Why Should You Measure Jitter?

Figure 1: Designing a serial-data channel with first-pass
success means analysis and mitigation of jitter sources

As mentioned in an earlier post on some basics of jitter, the bane of serial-link design is a signal that doesn't arrive at its destination when it should, whether early or late. The goal of serial-link design and implementation is to transmit data with as few bit errors as possible. Thus, analyzing jitter is a key element of achieving first-pass design success.

The physical makeup of a typical serial-data channel (Figure 1) is chock-full of structures that are potential sources of jitter. Impedance mismatches can crop up anywhere in the critical path, which includes elements such as microstrip lines, vias, connectors, decoupling capacitors, and board/chip interfaces.

The raw truth is that jitter results in bit errors. There is a proper, or expected, time for a signal to pull into the station, so to speak, and when it fails to do that, well, that's no way to run a railroad (or a serial link). Wrong edge timing begets incorrect latching, which begets... you guessed it... bit errors.

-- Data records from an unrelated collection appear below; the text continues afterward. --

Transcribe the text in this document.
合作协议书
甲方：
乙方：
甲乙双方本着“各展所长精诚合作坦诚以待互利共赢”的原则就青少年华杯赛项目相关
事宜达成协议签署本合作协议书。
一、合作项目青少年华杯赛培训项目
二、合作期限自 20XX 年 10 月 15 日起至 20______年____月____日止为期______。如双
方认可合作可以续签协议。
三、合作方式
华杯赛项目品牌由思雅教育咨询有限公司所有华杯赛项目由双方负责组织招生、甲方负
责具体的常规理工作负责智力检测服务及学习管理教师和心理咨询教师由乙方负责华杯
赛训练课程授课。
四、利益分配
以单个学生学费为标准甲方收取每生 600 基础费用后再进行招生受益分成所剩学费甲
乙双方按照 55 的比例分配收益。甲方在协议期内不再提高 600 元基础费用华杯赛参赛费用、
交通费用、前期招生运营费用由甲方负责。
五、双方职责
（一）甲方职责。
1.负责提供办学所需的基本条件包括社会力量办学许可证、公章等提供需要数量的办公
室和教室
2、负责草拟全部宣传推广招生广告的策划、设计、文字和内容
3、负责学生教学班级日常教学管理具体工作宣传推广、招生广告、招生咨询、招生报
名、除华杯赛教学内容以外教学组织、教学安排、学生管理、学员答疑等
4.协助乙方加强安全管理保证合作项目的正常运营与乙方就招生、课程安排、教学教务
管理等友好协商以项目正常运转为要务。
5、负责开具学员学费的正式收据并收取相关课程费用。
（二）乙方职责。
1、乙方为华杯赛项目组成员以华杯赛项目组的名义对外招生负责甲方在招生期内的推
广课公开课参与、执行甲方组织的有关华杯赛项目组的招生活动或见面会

Figure 2: Two examples of bit errors

Let's look at two simple examples as shown in Figure 2. Here we see two signals latched as low or zero. The vertical cursor at the latch (strobe) time represents the point in time at which we expect these signals' voltages to surpass the crossing detection level (the horizontal cursor). Unfortunately, one crosses the detection level too late, while the other simply fails to cross at all. Both of these instances would be chalked up as bit errors.

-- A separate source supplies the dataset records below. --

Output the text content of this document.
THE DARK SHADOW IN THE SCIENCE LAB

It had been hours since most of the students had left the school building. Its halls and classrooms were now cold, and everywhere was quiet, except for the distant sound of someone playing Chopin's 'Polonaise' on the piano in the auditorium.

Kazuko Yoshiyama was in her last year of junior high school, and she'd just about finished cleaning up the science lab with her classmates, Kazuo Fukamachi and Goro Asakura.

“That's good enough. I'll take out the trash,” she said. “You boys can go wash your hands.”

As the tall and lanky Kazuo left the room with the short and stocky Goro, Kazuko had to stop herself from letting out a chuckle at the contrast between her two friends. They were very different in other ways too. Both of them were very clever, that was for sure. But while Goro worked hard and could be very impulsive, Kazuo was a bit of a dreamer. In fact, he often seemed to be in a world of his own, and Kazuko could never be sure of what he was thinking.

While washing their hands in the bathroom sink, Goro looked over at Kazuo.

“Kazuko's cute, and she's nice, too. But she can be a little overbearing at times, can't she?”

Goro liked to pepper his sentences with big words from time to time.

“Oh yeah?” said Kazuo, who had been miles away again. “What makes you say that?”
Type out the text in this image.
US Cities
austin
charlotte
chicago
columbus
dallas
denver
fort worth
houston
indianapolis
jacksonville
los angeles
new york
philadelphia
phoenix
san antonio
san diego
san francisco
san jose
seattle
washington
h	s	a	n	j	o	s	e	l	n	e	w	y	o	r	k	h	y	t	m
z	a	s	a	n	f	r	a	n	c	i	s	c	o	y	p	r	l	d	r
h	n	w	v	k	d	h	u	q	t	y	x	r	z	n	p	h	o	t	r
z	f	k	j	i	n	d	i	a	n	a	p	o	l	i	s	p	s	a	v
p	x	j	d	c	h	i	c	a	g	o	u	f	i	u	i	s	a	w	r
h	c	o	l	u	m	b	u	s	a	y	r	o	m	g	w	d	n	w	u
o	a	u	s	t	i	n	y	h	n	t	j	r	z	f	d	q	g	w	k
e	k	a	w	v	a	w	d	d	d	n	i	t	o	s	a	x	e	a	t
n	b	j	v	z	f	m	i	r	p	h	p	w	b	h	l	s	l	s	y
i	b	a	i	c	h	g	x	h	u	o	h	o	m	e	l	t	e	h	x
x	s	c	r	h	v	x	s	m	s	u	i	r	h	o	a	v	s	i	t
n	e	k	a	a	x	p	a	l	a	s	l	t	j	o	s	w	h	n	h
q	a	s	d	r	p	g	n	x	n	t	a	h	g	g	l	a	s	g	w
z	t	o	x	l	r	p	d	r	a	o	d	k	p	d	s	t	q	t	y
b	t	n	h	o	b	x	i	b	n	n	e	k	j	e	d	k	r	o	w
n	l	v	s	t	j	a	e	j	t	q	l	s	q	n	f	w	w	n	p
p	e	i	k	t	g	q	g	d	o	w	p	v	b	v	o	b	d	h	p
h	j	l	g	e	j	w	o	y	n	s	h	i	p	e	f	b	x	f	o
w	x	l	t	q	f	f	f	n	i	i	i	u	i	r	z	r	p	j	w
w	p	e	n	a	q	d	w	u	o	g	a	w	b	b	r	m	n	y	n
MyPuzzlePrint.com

It's impossible to design a high-speed serial-data channel that is completely free of bit errors. But what the design team should be chasing is the lowest possible bit-error rate (BER). The specifications for most serial-data protocol standards demand a very low BER. For example, the specification for USB 3.1 calls for a BER of less than one in every 10^-12 bits at data rates of 5 GT/s. Failing to meet that requirement can prove quite costly.

Figure 3: A graphic illustration
of TIE

The difference between the measured time of arrival of an edge and the expected time of that edge's arrival represents its time-interval error (TIE). In other words, TIE describes how early or late an edge arrives vs. its expected arrival time. In Figure 3, the yellow trace represents a clock signal while the blue trace represents a data signal expected to cross the crossing detection level at the same time as the clock. As we can see, the data signal's crossing is late relative to the clock, and that rings up as a bit error.

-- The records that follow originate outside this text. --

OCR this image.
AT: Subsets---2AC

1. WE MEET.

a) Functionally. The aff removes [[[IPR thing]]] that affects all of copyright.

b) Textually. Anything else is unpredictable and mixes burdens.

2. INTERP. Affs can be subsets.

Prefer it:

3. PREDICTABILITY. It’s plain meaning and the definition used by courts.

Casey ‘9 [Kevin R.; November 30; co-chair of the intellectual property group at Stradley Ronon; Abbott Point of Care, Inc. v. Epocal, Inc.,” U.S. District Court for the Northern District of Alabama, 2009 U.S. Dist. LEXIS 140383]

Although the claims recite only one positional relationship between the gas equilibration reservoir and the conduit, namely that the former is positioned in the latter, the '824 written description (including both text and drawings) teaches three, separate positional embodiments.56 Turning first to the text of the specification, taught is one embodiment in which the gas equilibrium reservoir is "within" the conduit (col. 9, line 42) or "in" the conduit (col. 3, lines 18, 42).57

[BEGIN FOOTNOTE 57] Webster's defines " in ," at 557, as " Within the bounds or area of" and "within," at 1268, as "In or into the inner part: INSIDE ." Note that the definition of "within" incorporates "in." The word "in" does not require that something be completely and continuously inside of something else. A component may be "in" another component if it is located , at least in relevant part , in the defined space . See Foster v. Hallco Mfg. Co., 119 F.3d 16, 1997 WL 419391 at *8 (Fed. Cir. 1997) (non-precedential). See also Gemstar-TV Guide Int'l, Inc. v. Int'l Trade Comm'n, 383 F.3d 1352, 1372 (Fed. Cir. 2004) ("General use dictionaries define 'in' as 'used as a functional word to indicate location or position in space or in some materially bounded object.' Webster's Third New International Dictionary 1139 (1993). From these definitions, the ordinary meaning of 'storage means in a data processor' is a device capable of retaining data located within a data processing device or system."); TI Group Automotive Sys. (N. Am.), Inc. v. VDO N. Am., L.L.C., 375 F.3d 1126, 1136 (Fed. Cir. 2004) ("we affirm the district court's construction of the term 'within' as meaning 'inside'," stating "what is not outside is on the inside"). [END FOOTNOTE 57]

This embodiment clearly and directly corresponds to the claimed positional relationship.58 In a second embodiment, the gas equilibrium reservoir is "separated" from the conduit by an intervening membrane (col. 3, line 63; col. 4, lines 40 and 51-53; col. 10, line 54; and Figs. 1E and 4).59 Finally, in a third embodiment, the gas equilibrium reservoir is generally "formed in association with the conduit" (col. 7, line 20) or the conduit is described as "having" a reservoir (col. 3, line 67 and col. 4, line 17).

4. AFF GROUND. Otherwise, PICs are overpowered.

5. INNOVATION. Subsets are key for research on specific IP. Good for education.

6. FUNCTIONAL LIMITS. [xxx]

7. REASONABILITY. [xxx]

While a low BER is the overall goal for the data channel's design, the quantification of the jitter that causes bit errors is arrived at through measurement and subsequent analysis of time-interval errors (TIE).

Hopefully, this post fills in the reason why one would measure jitter (quantified in TIE) in the first place. Measuring time-interval errors is a multi-step process, and in subsequent posts in this series on jitter, we'll cover that process as well as the subsequent analysis of the measurement results.